Central to the deal’s success was an $11.25 billion loan by UBS to BlackRock, which financed more than three quarters of the $15 billion purchase price.
Switzerland’s largest bank, which has written down $37 billion as a result of the collapse in US mortgage values, has already taken a hit of $7 billion on the value of the securities, mostly consisting of sub-prime US mortgage assets.
The deal means that UBS receives 68 cents on the dollar against the value of the securities. It led to speculation last night that UBS was set to unveil details of a deeply discounted rights issue worth SwFr15 billion (£7.3 billion), having secured approval from shareholders last month. Two sovereign wealth funds have already taken out big investments in the bank.
BlackRock is one of the world’s biggest asset managers, with funds under management of almost $1.4 trillion. Founded by Larry Fink, the Wall Street investment veteran who remains its chairman and chief executive, BlackRock has a history of taking on troubled investments. In March, it was asked by the US Federal Reserve to run a $29 billion portfolio previously managed by Bear Stearns, the troubled securities firm now owned by JPMorgan.
Merrill Lynch, which previously held merger talks with BlackRock, continues to own a stake.
Selling off the securities reduces UBS’s US mortgage exposure to about $17 billion. The bank still owns a further $25.4 billion of US property and student loans and other securities.
As well as securities backed by sub-prime mortgages, BlackRock’s portfolio contains Alt-A securities, which are just above sub-prime in quality.
BlackRock paid the remaining $3.75 billion of the sale price after raising fresh equity from its investors.
The Swiss bank has been the hardest hit of all Europe’s banks as a result of its exposure to American homeowners with patchy credit histories or repayment problems. It has cut its exposure to sub-prime “toxic” securities by 60 per cent in the past year. It is understood that if the value of the fund improves beyond an agreed hurdle, UBS will claim a share of future profits.

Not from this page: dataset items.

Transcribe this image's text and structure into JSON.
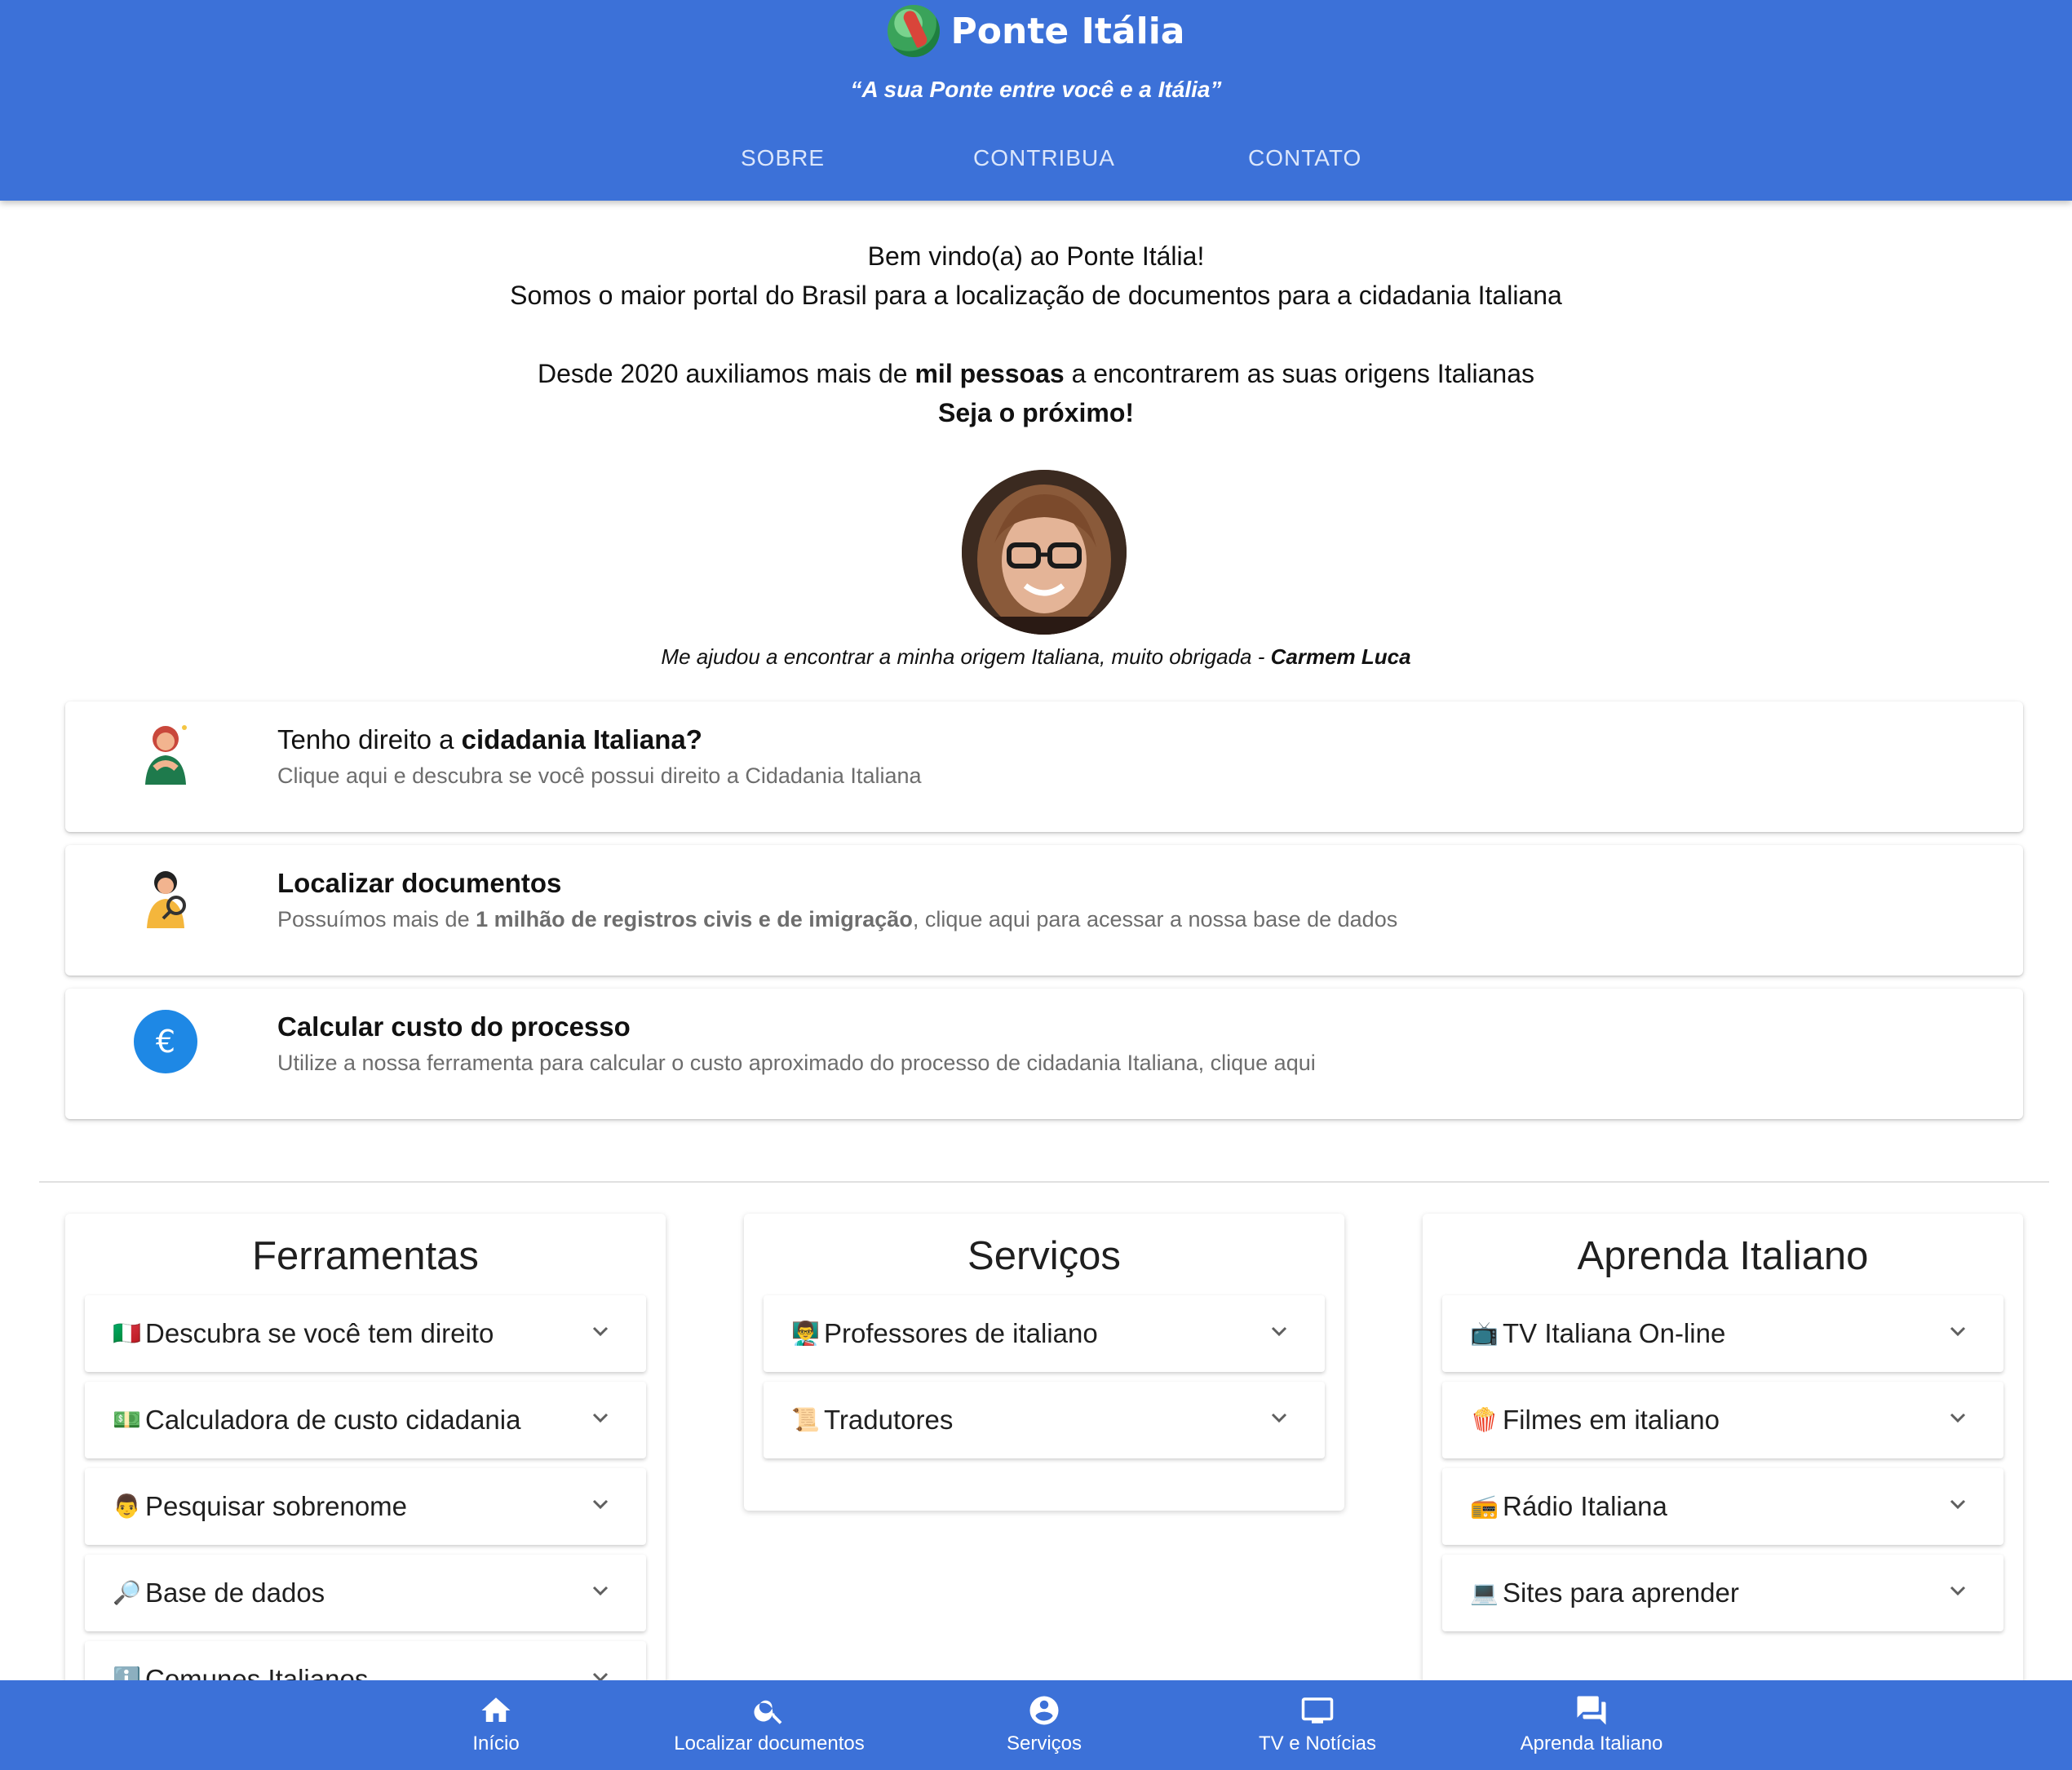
{
  "header": {
    "brand": "Ponte Itália",
    "tagline": "“A sua Ponte entre você e a Itália”",
    "nav": [
      "SOBRE",
      "CONTRIBUA",
      "CONTATO"
    ]
  },
  "welcome": {
    "line1": "Bem vindo(a) ao Ponte Itália!",
    "line2": "Somos o maior portal do Brasil para a localização de documentos para a cidadania Italiana",
    "line3_pre": "Desde 2020 auxiliamos mais de ",
    "line3_bold": "mil pessoas",
    "line3_post": " a encontrarem as suas origens Italianas",
    "line4": "Seja o próximo!"
  },
  "testimonial": {
    "quote": "Me ajudou a encontrar a minha origem Italiana, muito obrigada - ",
    "author": "Carmem Luca"
  },
  "cards": [
    {
      "title_pre": "Tenho direito a ",
      "title_bold": "cidadania Italiana?",
      "sub_pre": "Clique aqui e descubra se você possui direito a Cidadania Italiana",
      "sub_bold": "",
      "sub_post": ""
    },
    {
      "title_pre": "",
      "title_bold": "Localizar documentos",
      "sub_pre": "Possuímos mais de ",
      "sub_bold": "1 milhão de registros civis e de imigração",
      "sub_post": ", clique aqui para acessar a nossa base de dados"
    },
    {
      "title_pre": "",
      "title_bold": "Calcular custo do processo",
      "sub_pre": "Utilize a nossa ferramenta para calcular o custo aproximado do processo de cidadania Italiana, clique aqui",
      "sub_bold": "",
      "sub_post": "",
      "icon_glyph": "€"
    }
  ],
  "columns": [
    {
      "title": "Ferramentas",
      "items": [
        {
          "emoji": "🇮🇹",
          "label": "Descubra se você tem direito"
        },
        {
          "emoji": "💵",
          "label": "Calculadora de custo cidadania"
        },
        {
          "emoji": "👨",
          "label": "Pesquisar sobrenome"
        },
        {
          "emoji": "🔎",
          "label": "Base de dados"
        },
        {
          "emoji": "ℹ️",
          "label": "Comunes Italianos"
        }
      ]
    },
    {
      "title": "Serviços",
      "items": [
        {
          "emoji": "👨‍🏫",
          "label": "Professores de italiano"
        },
        {
          "emoji": "📜",
          "label": "Tradutores"
        }
      ]
    },
    {
      "title": "Aprenda Italiano",
      "items": [
        {
          "emoji": "📺",
          "label": "TV Italiana On-line"
        },
        {
          "emoji": "🍿",
          "label": "Filmes em italiano"
        },
        {
          "emoji": "📻",
          "label": "Rádio Italiana"
        },
        {
          "emoji": "💻",
          "label": "Sites para aprender"
        }
      ]
    }
  ],
  "bottom_nav": [
    {
      "label": "Início",
      "icon": "home-icon"
    },
    {
      "label": "Localizar documentos",
      "icon": "search-icon"
    },
    {
      "label": "Serviços",
      "icon": "account-circle-icon"
    },
    {
      "label": "TV e Notícias",
      "icon": "monitor-icon"
    },
    {
      "label": "Aprenda Italiano",
      "icon": "chat-icon"
    }
  ],
  "colors": {
    "primary": "#3c71d8",
    "muted_text": "#6d6d6d",
    "euro_icon": "#1e88e5"
  }
}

Since going into an annual loss last year, UBS has overhauled its executive team and installed Marcel Rohner as chairman and chief executive. It has radically tightened its risk management processes.
This month UBS reported a further loss for the first quarter and said that it was cutting 5,500 jobs.
About 2,600 jobs will go in UBS’s investment bank, blamed for most of the writedowns. A further 2,900 jobs will go in other parts of the business.
There has been speculation that the bank, which operates the world’s largest wealth manager, is vulnerable to a bid in the light of its problems.
Barclays, the UK’s third-largest bank, has been tipped as a potential bidder.
UBS shares fell by more than 3.6 per cent to SwFr30.58.